Over 200 million people receive major non-cardiac surgical procedures every year. At least 2% of elective non-cardiac procedures result in perioperative cardiac complications, which account for up to a third of postoperative deaths. Elderly patients undergoing major surgery are at higher risk for serious perioperative cardiac complications (Wijeysundera et al., 2011). Our results provide a new insight for preventing cardiac events during perioperation in aged patients. However, we only selected a single β₁ adrenergic receptor blocker and single β₂ agonists, and only one dose was used.
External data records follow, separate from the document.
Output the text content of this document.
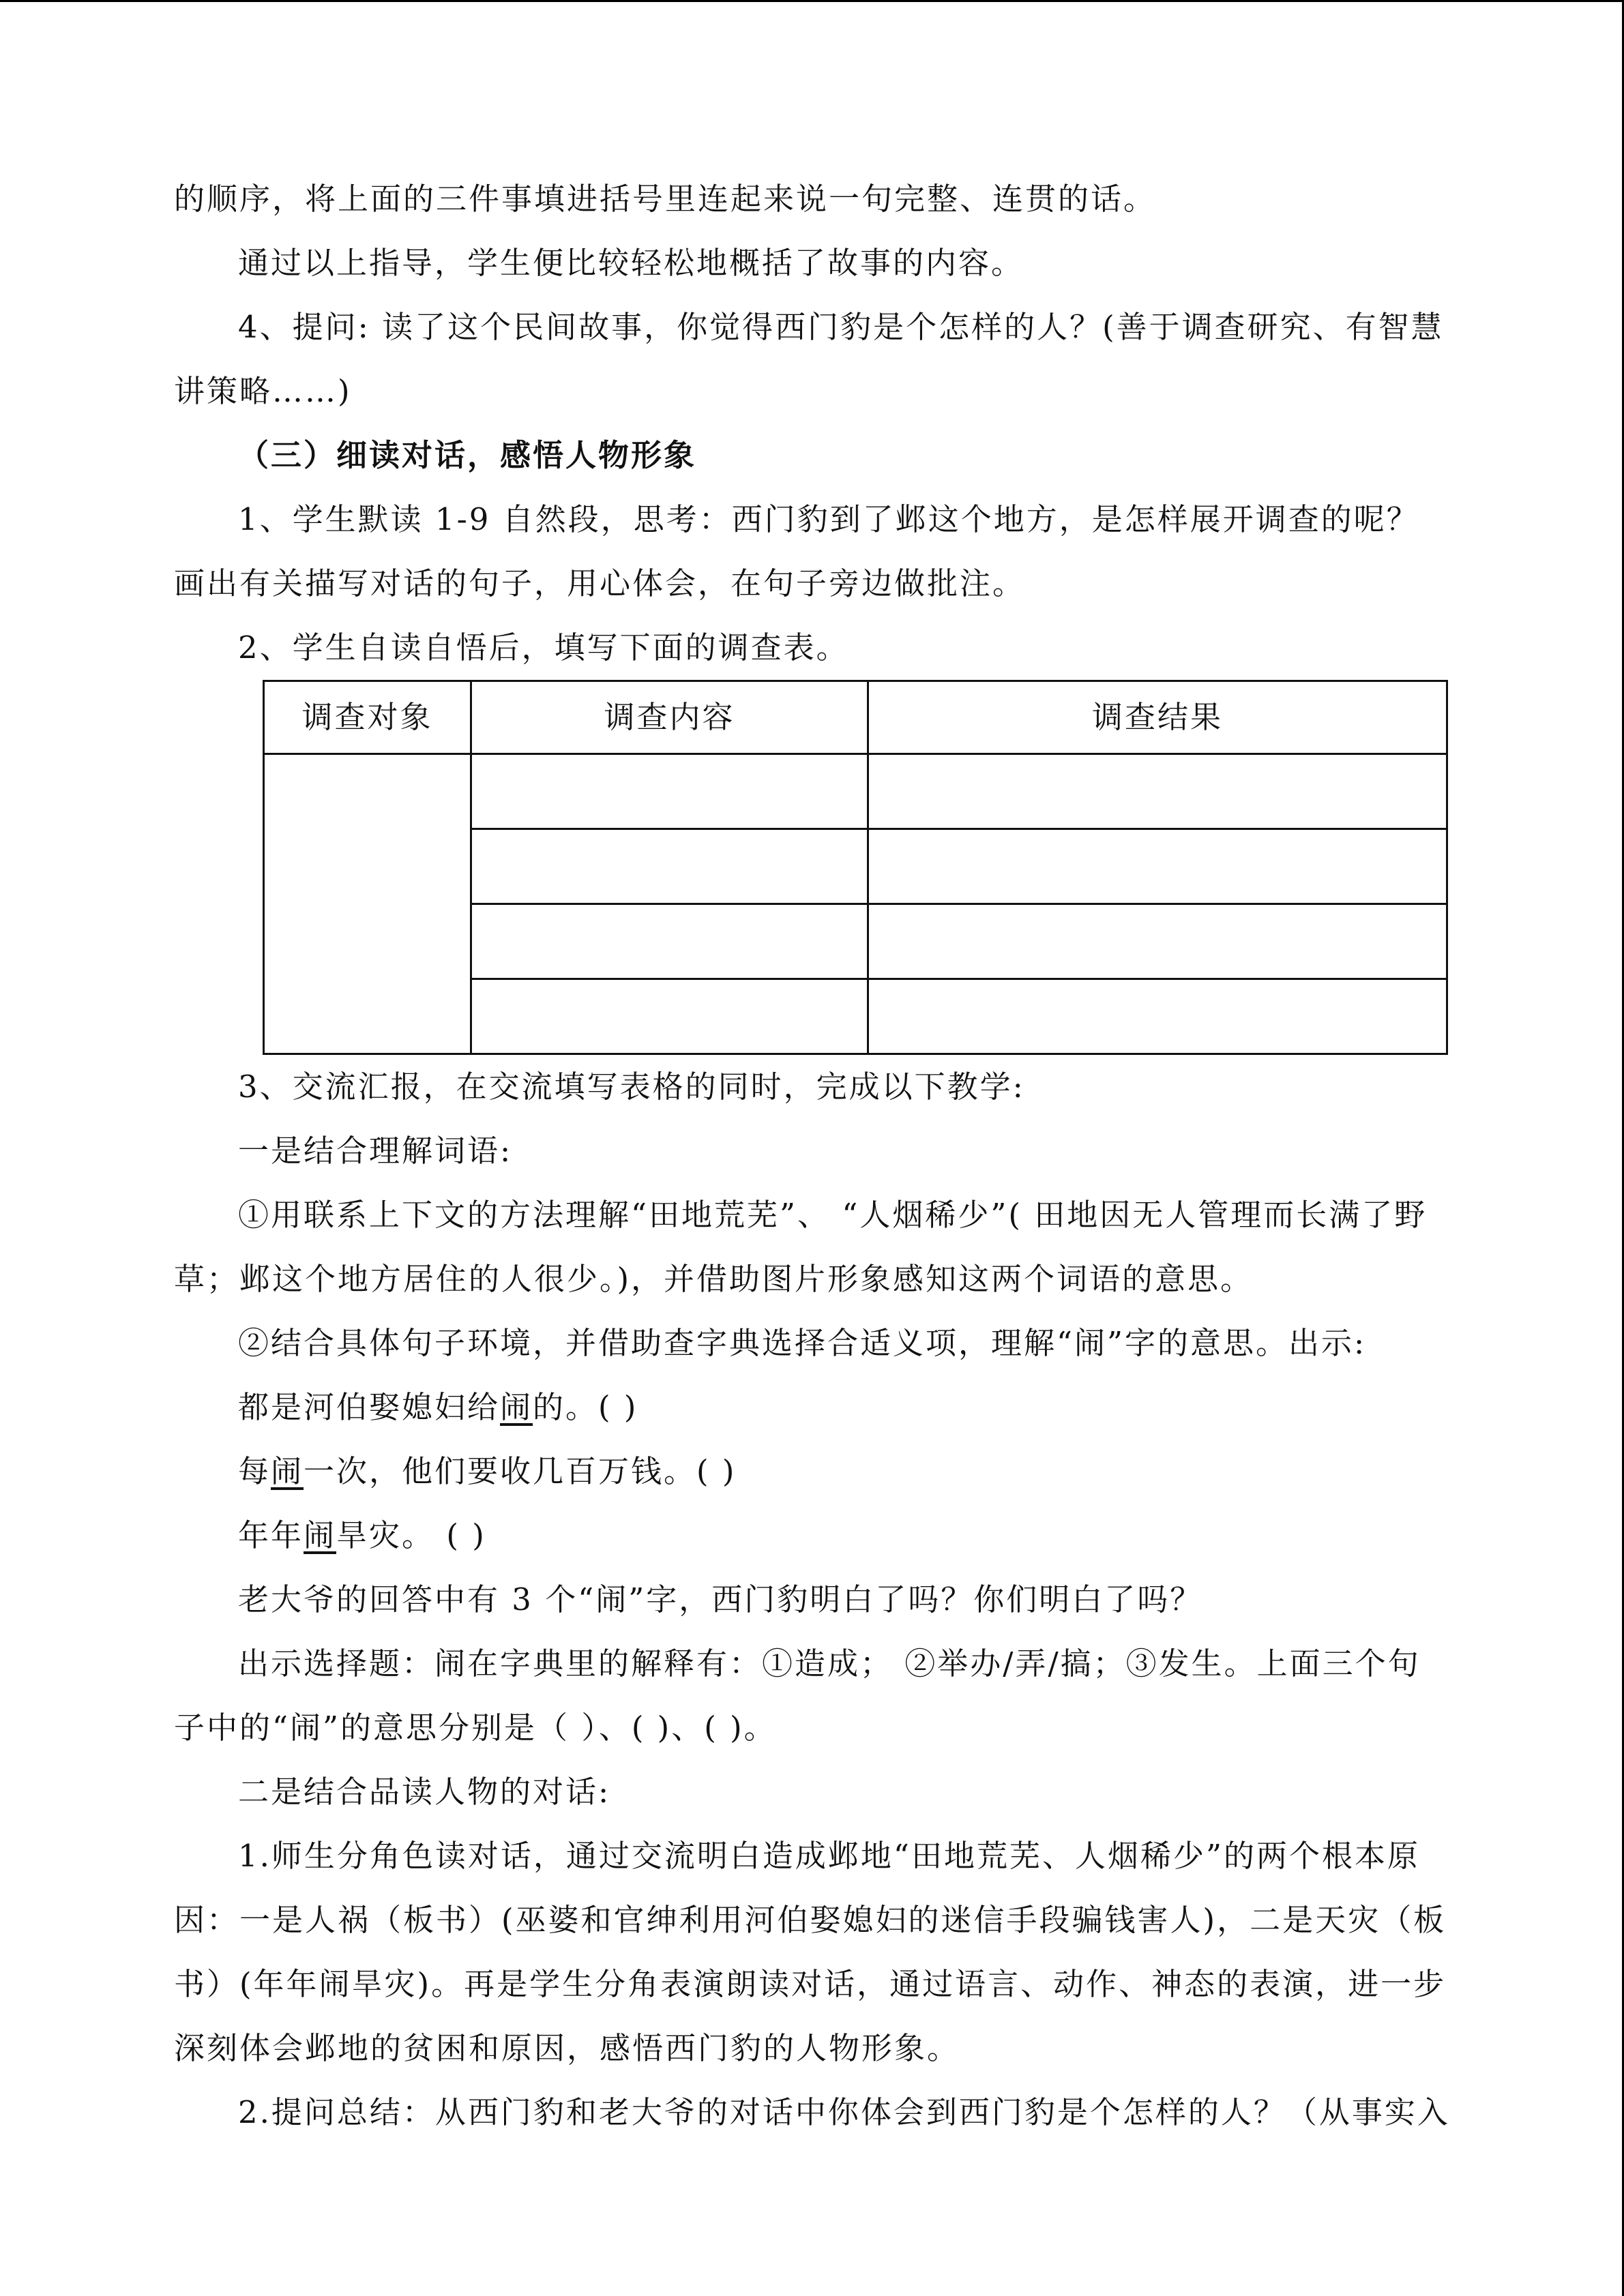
的顺序，将上面的三件事填进括号里连起来说一句完整、连贯的话。

通过以上指导，学生便比较轻松地概括了故事的内容。

4、提问: 读了这个民间故事，你觉得西门豹是个怎样的人？(善于调查研究、有智慧讲策略……)

（三）细读对话，感悟人物形象

1、学生默读 1-9 自然段，思考：西门豹到了邺这个地方，是怎样展开调查的呢？画出有关描写对话的句子，用心体会，在句子旁边做批注。

2、学生自读自悟后，填写下面的调查表。

调查对象	调查内容	调查结果

3、交流汇报，在交流填写表格的同时，完成以下教学:

一是结合理解词语:

①用联系上下文的方法理解“田地荒芜”、 “人烟稀少”( 田地因无人管理而长满了野草；邺这个地方居住的人很少。)，并借助图片形象感知这两个词语的意思。

②结合具体句子环境，并借助查字典选择合适义项，理解“闹”字的意思。出示:

都是河伯娶媳妇给闹的。( )

每闹一次，他们要收几百万钱。( )

年年闹旱灾。 ( )

老大爷的回答中有 3 个“闹”字，西门豹明白了吗？你们明白了吗？

出示选择题：闹在字典里的解释有：①造成； ②举办/弄/搞；③发生。上面三个句子中的“闹”的意思分别是（ ）、( )、( )。

二是结合品读人物的对话:

1.师生分角色读对话，通过交流明白造成邺地“田地荒芜、人烟稀少”的两个根本原因：一是人祸（板书）(巫婆和官绅利用河伯娶媳妇的迷信手段骗钱害人)，二是天灾（板书）(年年闹旱灾)。再是学生分角表演朗读对话，通过语言、动作、神态的表演，进一步深刻体会邺地的贫困和原因，感悟西门豹的人物形象。

2.提问总结：从西门豹和老大爷的对话中你体会到西门豹是个怎样的人？（从事实入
Both β₁AR blocker and β₂AR agonist are used clinically. Further studies are needed to collect clinical information and estimate the correlation between cardiac events and administration of β₁AR blocker or β₂AR agonist either or both during perioperative period from the patients with non-cardiac surgery.

Conclusions

The present study proved that simultaneous activation of β₂AR with β₂AR agonist and inhibition of β₁AR with selective β₁AR blocker normalized myocardial oxygen consumption decreased myocardial damage, augmented cardiomyocytes survival, improved cardiac function, reduced the incidence of arrhythmia, therefore, decreased the occurrence of cardiac events during the perioperative period in aged rats undergoing non-cardiac surgery. The general effects of the combined use of β₂AR agonist and β₁AR blocker appear to be superior to either treatment alone.

Declaration of interest

There are no financial or other interests with regard to the paper that represent a conflict of interest.

This study was supported by the National Natural Science Foundation of China (No. 81370329).

Acknowledgements

We thank Youjian Qi, Xuzhou Medical College, for the technical assistance, and Medical Statistics analysis Center of Xuzhou Medical College, for their kind help in data analysis.